Let’s look at the statistics reported by the British Home Office for the 2000s concerning allegations of sexual assault that were found, at some point in the proceedings, to be false. At the first state, there were 216 reports that were found to be false. Then, there were 126 formal complaints lodged that were found to be false, next 39 that had a subject named. Finally just two cases (that were later reversed) were even charged.
When you look at the statistics, the coverage surrounding false rape allegations is far more inflammatory, and disproportionate to its statistical occurrence. This is not to say that allegations and indeed a charge cannot be incredibly damaging, but these cases receive far more attention than any other false report of comparable crimes – that’s where the damage lies. It is incredibly rare for an allegation of rape to put an innocent person in prison, but the rhetoric surrounding false allegations gives it media awareness unlike any other category of crime.
Varying statistics suggest that false allegations are ‘found or suspected’ in 2-6% of cases; this is a statistic that could include inflation by police, or a lack of corroborating evidence (and is in line with other crimes).
False allegations of rape remain deeply grounded within cultural memory. Perhaps the most significant was an article printed in Rolling Stone in 2014 describing a female student at University of Virginia’s experience of gang rape by seven members of a fraternity – the article’s facts were quickly refuted as false.

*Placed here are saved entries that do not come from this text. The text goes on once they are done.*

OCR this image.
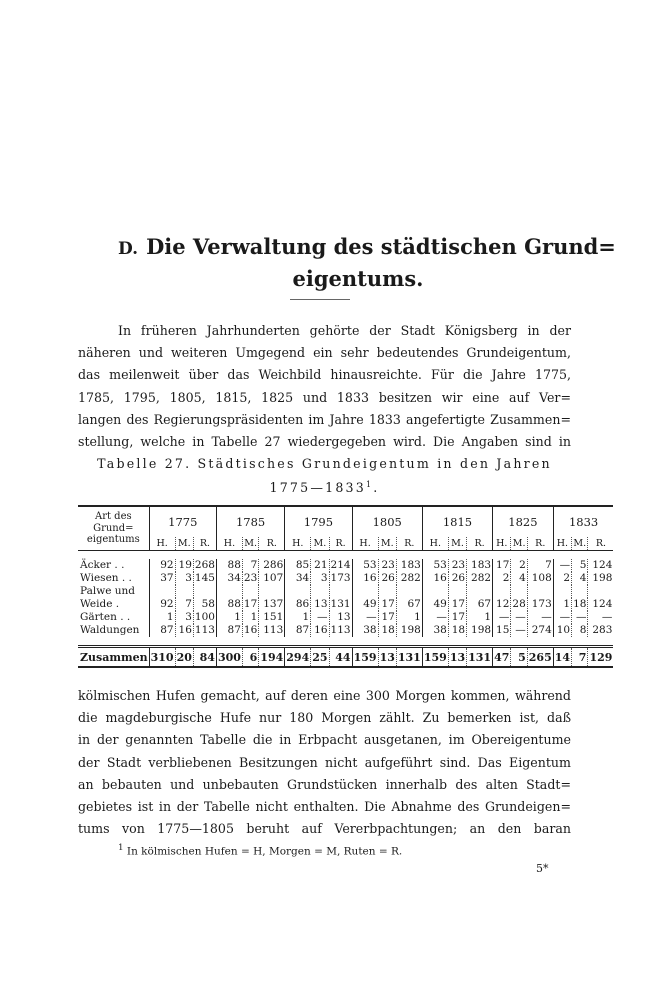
D. Die Verwaltung des städtischen Grund=
eigentums.
In früheren Jahrhunderten gehörte der Stadt Königsberg in der
näheren und weiteren Umgegend ein sehr bedeutendes Grundeigentum,
das meilenweit über das Weichbild hinausreichte. Für die Jahre 1775,
1785, 1795, 1805, 1815, 1825 und 1833 besitzen wir eine auf Ver=
langen des Regierungspräsidenten im Jahre 1833 angefertigte Zusammen=
stellung, welche in Tabelle 27 wiedergegeben wird. Die Angaben sind in
Tabelle 27. Städtisches Grundeigentum in den Jahren
1775—1833$^1$.
Art des
Grund=
eigentums	1775			1785			1795			1805			1815			1825			1833		
	H.	M.	R.	H.	M.	R.	H.	M.	R.	H.	M.	R.	H.	M.	R.	H.	M.	R.	H.	M.	R.

Äcker . .	92	19	268	88	7	286	85	21	214	53	23	183	53	23	183	17	2	7	—	5	124
Wiesen . .	37	3	145	34	23	107	34	3	173	16	26	282	16	26	282	2	4	108	2	4	198
Palwe und																					
Weide .	92	7	58	88	17	137	86	13	131	49	17	67	49	17	67	12	28	173	1	18	124
Gärten . .	1	3	100	1	1	151	1	—	13	—	17	1	—	17	1	—	—	—	—	—	—
Waldungen	87	16	113	87	16	113	87	16	113	38	18	198	38	18	198	15	—	274	10	8	283

Zusammen	310	20	84	300	6	194	294	25	44	159	13	131	159	13	131	47	5	265	14	7	129
kölmischen Hufen gemacht, auf deren eine 300 Morgen kommen, während
die magdeburgische Hufe nur 180 Morgen zählt. Zu bemerken ist, daß
in der genannten Tabelle die in Erbpacht ausgetanen, im Obereigentume
der Stadt verbliebenen Besitzungen nicht aufgeführt sind. Das Eigentum
an bebauten und unbebauten Grundstücken innerhalb des alten Stadt=
gebietes ist in der Tabelle nicht enthalten. Die Abnahme des Grundeigen=
tums von 1775—1805 beruht auf Vererbpachtungen; an den baran
$^1$ In kölmischen Hufen = H, Morgen = M, Ruten = R.
5*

This story was a by-word for rape scepticism – it was mentioned frequently online during Christine Blasey Ford’s testimony to the Senate as part of the Brett Kavanaugh confirmation hearings – just another example of a story which was ultimately dismissed as tenuous by parts of the media, and by the political establishment. Fair and unbiased reporting about cases
of sexual assault has been an uphill battle, with #MeToo representing a seismic shift in the attention and legitimacy given to sexual assault reports, particularly those involving the world’s most powerful people. In both 2018 and 2019, the Pulitzer Prizes for Investigative Reporting went to reporters covering cases of sexual assault (by Roy Moore and George Tyndall, and a USC doctor, respectively).
Only 1.5% of all rape cases lead to charges or summons, and undoubtedly, fear of police misconduct and media hounding. Let’s focus on the true injustice of the legal inconsistencies in the Ayia Napa case; the possibility of an appeal; the privacy of the 19-year-old woman, and stop pandering to inflated ideas of false allegations where the data just doesn’t support it. The narrative of simply accepting her retracted statement with little to no scrutiny is incredibly damaging, and may have ramifications for future reporting of sexual assault. Numerous photos of the woman appear online, and it doesn’t take too much searching to find pictures that aren’t pixelated, or her real name (regardless of her anonymity, this slip through). Like the Samaritans’ best practise suicide reporting, sexual assault coverage in the media must be standardised, not sensationalised.